Objective
Repetitive transcranial magnetic stimulation (rTMS) is an emerging treatment for neuropsychiatric disorders. Patients in rTMS treatment typically receive concomitant psychotropic medications, which affect neuronal excitability and plasticity and may interact to affect rTMS treatment outcomes. A greater understanding of these drug effects may have considerable implications for optimizing multi-modal treatment of psychiatric patients, and elucidating the mechanism(s) of action (MOA) of rTMS.Method
We summarized the empirical literature that tests how psychotropic drugs affect cortical excitability and plasticity, using varied experimental TMS paradigms.Results
Glutamate antagonists robustly attenuate plasticity, largely without changes in excitability per se; antiepileptic drugs show the opposite pattern of effects, while calcium channel blockers attenuate plasticity. Benzodiazepines have moderate and variable effects on plasticity, and negligible effects on excitability. Antidepressants with potent 5HT transporter inhibition reduce both excitability and alter plasticity, while antidepressants with other MOAs generally lack either effect.
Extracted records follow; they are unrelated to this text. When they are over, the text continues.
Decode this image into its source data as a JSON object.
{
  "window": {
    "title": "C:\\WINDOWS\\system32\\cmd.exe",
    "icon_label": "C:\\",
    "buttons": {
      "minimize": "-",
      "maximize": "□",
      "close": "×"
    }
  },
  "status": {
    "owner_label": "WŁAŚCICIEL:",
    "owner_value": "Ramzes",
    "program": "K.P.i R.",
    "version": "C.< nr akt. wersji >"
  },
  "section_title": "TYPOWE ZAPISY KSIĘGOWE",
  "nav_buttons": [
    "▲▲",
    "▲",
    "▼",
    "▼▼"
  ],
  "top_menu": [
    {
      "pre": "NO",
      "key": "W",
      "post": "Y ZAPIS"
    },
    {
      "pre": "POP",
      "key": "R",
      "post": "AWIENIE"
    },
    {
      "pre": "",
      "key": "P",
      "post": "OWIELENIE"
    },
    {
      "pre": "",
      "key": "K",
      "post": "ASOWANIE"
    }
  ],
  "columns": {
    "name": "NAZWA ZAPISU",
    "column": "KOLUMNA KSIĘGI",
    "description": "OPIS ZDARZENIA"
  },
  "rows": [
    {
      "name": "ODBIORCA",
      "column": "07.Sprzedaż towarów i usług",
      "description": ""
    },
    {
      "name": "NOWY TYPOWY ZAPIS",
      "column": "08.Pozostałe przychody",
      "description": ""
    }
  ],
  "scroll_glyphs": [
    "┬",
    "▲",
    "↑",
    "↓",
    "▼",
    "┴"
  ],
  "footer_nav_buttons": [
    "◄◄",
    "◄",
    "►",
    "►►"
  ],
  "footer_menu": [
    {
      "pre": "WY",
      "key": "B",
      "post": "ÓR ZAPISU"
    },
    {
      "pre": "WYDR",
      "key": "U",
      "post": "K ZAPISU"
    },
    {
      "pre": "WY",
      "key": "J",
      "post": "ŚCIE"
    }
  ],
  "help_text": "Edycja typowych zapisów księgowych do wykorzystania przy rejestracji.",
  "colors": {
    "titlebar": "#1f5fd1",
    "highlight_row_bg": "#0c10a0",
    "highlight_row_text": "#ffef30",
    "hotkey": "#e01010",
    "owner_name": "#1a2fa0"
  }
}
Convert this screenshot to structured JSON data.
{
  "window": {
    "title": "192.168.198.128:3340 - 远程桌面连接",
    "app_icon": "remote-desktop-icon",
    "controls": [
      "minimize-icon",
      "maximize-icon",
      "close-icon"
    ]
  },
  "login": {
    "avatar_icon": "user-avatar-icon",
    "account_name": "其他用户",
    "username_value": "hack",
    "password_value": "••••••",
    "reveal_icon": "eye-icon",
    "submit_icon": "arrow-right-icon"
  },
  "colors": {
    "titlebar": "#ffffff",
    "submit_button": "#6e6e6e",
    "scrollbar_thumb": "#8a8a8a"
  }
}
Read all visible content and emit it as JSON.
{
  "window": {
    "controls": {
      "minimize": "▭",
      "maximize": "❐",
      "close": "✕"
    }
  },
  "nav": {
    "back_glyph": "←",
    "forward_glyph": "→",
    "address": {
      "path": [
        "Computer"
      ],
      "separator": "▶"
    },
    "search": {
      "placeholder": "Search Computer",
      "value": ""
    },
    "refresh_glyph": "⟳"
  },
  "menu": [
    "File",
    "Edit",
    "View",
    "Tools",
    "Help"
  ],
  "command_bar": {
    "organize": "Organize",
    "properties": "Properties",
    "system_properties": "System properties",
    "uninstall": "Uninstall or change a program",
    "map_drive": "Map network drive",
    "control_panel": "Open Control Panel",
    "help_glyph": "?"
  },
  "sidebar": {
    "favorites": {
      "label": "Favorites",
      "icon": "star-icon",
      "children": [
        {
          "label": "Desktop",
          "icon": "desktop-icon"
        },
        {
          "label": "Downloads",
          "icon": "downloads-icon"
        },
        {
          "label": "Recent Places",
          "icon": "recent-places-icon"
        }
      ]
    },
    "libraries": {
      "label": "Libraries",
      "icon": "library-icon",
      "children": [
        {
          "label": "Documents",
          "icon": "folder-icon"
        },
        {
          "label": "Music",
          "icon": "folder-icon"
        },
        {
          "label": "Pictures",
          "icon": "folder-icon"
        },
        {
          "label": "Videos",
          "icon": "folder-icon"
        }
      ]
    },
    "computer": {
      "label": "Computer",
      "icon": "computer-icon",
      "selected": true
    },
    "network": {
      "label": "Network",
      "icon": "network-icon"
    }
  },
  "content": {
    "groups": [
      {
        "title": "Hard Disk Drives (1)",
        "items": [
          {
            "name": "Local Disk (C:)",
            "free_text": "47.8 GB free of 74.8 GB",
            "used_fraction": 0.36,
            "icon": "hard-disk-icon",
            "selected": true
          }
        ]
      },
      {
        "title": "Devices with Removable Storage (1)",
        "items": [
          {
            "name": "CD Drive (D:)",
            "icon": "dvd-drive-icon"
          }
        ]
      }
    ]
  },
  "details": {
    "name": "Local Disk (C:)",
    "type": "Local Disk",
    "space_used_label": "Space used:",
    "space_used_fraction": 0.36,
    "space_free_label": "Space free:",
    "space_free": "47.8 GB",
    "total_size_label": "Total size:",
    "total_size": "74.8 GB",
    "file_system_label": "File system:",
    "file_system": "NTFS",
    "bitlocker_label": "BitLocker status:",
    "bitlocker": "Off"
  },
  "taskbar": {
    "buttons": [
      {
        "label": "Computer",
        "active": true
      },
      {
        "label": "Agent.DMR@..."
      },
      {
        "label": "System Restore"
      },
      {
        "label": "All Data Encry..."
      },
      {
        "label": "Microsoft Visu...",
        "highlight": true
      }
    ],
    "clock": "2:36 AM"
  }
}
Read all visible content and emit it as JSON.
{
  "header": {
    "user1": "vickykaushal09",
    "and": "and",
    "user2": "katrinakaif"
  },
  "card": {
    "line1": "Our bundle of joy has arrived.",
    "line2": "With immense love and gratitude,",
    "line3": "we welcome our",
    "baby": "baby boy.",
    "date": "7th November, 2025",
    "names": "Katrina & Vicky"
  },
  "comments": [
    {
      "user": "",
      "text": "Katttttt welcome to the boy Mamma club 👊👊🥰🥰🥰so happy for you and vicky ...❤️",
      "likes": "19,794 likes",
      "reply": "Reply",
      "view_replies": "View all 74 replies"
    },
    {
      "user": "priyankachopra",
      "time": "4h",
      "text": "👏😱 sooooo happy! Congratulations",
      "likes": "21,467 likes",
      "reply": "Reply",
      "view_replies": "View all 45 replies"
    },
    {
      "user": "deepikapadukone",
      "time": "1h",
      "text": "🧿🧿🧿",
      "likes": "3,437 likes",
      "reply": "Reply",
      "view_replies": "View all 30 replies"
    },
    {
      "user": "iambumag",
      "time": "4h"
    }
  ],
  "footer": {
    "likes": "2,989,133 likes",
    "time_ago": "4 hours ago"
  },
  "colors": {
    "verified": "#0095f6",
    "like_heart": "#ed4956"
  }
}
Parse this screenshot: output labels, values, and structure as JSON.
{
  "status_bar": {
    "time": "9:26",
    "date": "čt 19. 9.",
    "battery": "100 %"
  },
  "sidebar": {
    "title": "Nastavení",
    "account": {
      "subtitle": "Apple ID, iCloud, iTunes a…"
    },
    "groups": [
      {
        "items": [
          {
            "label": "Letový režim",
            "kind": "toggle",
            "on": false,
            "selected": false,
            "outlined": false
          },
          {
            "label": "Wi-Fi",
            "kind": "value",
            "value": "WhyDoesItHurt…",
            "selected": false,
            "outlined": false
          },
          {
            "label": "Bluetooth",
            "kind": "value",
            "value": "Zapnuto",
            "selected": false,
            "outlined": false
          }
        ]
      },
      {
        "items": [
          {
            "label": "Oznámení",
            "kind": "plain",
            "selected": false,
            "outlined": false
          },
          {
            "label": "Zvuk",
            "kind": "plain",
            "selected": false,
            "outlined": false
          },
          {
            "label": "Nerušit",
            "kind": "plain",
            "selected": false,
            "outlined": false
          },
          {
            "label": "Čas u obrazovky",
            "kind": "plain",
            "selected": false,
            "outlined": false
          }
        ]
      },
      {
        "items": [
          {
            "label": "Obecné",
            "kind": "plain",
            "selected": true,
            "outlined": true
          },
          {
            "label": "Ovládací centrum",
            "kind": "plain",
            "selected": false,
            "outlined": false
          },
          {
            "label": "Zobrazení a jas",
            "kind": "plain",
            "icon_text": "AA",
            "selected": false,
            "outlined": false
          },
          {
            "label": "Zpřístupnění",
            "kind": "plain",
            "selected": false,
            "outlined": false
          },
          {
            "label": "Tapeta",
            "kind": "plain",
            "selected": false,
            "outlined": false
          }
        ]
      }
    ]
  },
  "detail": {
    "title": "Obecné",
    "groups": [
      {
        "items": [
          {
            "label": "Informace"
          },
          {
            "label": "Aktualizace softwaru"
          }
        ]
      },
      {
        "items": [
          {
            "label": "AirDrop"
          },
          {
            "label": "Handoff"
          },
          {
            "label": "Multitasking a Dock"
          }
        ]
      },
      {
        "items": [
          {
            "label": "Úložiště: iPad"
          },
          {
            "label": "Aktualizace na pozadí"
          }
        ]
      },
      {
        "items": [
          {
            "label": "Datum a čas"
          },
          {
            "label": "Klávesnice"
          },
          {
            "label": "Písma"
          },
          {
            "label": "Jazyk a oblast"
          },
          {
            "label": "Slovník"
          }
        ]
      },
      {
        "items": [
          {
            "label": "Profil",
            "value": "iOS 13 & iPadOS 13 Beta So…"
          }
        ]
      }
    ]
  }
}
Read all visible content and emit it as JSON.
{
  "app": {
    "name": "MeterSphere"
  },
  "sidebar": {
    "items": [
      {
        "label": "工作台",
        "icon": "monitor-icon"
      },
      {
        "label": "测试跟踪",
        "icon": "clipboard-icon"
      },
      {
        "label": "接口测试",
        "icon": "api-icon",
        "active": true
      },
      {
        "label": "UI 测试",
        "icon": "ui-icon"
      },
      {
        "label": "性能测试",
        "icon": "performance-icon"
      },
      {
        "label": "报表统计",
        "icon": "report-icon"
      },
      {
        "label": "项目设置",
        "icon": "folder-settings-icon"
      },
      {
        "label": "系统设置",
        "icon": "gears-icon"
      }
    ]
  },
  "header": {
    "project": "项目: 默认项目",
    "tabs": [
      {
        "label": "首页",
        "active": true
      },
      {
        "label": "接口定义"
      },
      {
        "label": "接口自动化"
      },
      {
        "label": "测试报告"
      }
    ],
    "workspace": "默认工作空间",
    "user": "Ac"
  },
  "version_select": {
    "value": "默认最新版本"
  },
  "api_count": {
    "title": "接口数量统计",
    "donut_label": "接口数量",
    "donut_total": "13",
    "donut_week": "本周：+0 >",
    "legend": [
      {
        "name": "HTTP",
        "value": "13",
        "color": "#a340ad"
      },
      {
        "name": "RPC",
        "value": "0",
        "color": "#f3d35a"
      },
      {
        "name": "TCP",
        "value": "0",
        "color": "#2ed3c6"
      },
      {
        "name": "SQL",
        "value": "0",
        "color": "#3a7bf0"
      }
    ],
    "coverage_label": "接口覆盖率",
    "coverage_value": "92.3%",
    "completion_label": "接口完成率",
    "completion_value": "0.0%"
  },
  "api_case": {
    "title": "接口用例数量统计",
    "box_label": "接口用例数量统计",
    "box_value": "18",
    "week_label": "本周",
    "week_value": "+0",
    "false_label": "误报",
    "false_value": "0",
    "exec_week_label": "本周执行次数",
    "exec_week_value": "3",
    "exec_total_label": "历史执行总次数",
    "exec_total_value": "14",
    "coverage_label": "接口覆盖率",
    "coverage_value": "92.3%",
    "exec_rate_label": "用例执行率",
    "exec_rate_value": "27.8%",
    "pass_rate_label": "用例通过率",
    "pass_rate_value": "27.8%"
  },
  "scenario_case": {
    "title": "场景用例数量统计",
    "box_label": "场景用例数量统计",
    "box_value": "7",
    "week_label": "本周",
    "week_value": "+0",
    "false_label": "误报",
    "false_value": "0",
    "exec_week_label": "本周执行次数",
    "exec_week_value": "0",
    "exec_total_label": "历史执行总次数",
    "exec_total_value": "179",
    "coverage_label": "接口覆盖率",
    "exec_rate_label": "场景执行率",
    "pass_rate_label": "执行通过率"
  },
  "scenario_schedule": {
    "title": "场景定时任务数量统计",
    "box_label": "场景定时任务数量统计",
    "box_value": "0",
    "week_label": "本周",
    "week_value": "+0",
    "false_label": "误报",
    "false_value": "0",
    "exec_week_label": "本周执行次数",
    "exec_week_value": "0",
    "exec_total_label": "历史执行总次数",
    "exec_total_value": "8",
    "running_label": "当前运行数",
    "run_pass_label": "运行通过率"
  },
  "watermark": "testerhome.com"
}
Catecholaminergic drugs, cholinergic agents and lithium have minimal effects on excitability but exhibit robust and complex, non-linear effects in TMS plasticity paradigms.Limitations
These effects remain largely untested in sustained treatment protocols, nor in clinical populations. In addition, how these medications impact clinical response to rTMS remains largely unknown.Conclusions
Psychotropic medications exert robust and varied effects on cortical excitability and plasticity. We encourage the field to more directly and fully investigate clinical pharmaco-TMS studies to improve outcomes.